Facilities

Class in meeting room
The W. E. Upjohn Center for the Study of Geographical Change is located in Welborn Hall on the campus of Western Michigan University in Kalamazoo, Michigan. It's conveniently situated near major roads and the intersection of two interstate highways, mid-way between Detroit and Chicago, with ready access to an international airport. The center has 7000 sq. ft. of monitored, electronically-secured, climate-controlled space, and is equipped with a dry-fire suppression archive, full-service semi-truck loading docks and ample parking.

The Department of Geography administers the WMU site license for ESRI ArcGIS Suite through the center. The center is equipped with the latest ArcGIS software and datasets.

The center has installed three Lumiere Jumboscan scanners, two fixed-mount for high resolution GIS work on maps, charts and air photos where greatest accuracy is desired, and one variable-mount for work dictating a more flexible setup. The JumboScan family of scanners are premier large-format digital scanners, employed wherever high geometric accuracy and color-space fidelity are required. Intense halogen light is directed in a narrow beam non-destructively—UV light is filtered and surface temperatures rise by no more than 1°C during the sweep of the scan. All our JumboScans are regularly calibrated and checked for accuracy against exacting standards.

One I2S Digibook Suprascan A0 scanner is also installed at the center and is equipped with a vacuum table, a light table and an auto-balancing book cradle unit for work where the ultimate accuracy of the JumboScans is not required. Glass slides, ortho-photos, artwork, sepia prints, plat drawings and hand-drawn schematics are just a few of the items that have been imaged on our Suprascan A0.

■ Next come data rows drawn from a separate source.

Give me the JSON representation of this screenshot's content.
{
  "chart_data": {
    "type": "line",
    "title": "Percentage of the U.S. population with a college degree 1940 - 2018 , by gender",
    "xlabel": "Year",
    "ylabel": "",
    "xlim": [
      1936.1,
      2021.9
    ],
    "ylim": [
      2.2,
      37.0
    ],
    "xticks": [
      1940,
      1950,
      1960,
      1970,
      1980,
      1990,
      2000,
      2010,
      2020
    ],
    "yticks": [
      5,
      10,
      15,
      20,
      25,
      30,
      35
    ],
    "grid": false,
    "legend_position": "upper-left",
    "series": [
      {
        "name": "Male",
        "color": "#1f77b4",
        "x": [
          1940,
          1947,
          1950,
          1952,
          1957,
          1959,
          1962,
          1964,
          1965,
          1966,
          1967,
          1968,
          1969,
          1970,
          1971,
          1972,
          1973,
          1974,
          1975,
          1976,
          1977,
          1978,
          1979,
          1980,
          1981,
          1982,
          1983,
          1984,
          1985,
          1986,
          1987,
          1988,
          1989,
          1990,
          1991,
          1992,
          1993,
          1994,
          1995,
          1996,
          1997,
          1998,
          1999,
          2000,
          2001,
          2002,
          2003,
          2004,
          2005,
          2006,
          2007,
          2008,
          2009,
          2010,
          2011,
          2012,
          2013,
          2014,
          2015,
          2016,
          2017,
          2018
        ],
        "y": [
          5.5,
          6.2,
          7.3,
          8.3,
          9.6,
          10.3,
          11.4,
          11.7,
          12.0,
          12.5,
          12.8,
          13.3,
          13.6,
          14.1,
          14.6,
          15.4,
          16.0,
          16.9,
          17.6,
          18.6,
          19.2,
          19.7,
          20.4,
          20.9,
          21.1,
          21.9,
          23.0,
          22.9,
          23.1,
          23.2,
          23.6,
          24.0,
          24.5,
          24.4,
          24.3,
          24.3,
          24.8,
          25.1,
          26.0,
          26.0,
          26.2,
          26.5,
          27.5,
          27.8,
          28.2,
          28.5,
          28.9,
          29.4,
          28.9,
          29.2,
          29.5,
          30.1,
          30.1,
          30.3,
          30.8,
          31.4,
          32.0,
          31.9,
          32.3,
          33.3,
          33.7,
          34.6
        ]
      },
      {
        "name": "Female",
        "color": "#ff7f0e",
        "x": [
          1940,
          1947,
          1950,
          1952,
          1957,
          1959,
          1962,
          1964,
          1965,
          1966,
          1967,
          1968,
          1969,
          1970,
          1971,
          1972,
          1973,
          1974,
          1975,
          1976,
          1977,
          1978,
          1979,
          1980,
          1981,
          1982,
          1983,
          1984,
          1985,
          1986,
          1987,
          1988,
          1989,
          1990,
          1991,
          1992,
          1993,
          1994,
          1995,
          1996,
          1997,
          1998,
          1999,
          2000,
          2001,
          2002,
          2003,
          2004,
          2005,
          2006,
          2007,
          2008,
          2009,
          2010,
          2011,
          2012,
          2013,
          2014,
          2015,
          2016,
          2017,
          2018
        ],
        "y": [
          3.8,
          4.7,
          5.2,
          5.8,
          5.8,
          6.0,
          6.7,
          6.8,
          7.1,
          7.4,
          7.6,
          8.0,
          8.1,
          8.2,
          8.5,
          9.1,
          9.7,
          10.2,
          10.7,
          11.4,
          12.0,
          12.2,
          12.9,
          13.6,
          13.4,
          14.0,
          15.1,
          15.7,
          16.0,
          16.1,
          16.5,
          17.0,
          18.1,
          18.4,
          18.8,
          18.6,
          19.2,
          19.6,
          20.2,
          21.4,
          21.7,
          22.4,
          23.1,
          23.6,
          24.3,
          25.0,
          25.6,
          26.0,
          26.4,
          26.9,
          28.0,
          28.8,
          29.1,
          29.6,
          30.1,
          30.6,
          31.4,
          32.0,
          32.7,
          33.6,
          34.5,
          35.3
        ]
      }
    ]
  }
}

  • Our GIS scanners(r) image maps at 500 ppi true optical with a maximim x-y distortion of 0.0002” or less across the focus of the lens.
  • They are also capable of imaging air-photos in black and white at 1,000 ppi true optical with the same degree of accuracy.
  • Scans are very fast—typically less than 90 seconds to image a large printed document in three bands (RGB); 30 seconds for bi-tonal.
  • Our variable resolution Lumiere scanner(l) is set up with a cushioned table for imaging atlases, historical manuscripts, fine art, engineering drawings, blueprints, newspapers and other folded documents under glass.
  • It can also be readily re-configured for larger work on top of a variety of work surfaces where lesser resolution (300 ppi at the minimum) is an option.
  • Our I2S Suprascan A0 (r) is variable-resolution, capable of imaging the smallest objects at well over 1000 ppi optical as well as elongated objects, like these 18th to 20th century Chinese scrolls.
  • The under-glass book cradle unit is ideal for production mode when its automatic save feature is enabled.
  • A large vacuum table is another flexible option we have for imaging folded or distorted objects.
  • Our electronic archives, capable of serving over 157 terabytes of near-line storage, hold all those images we've captured and enhanced. It's administered in partnership with the WMU Office of Information Technology.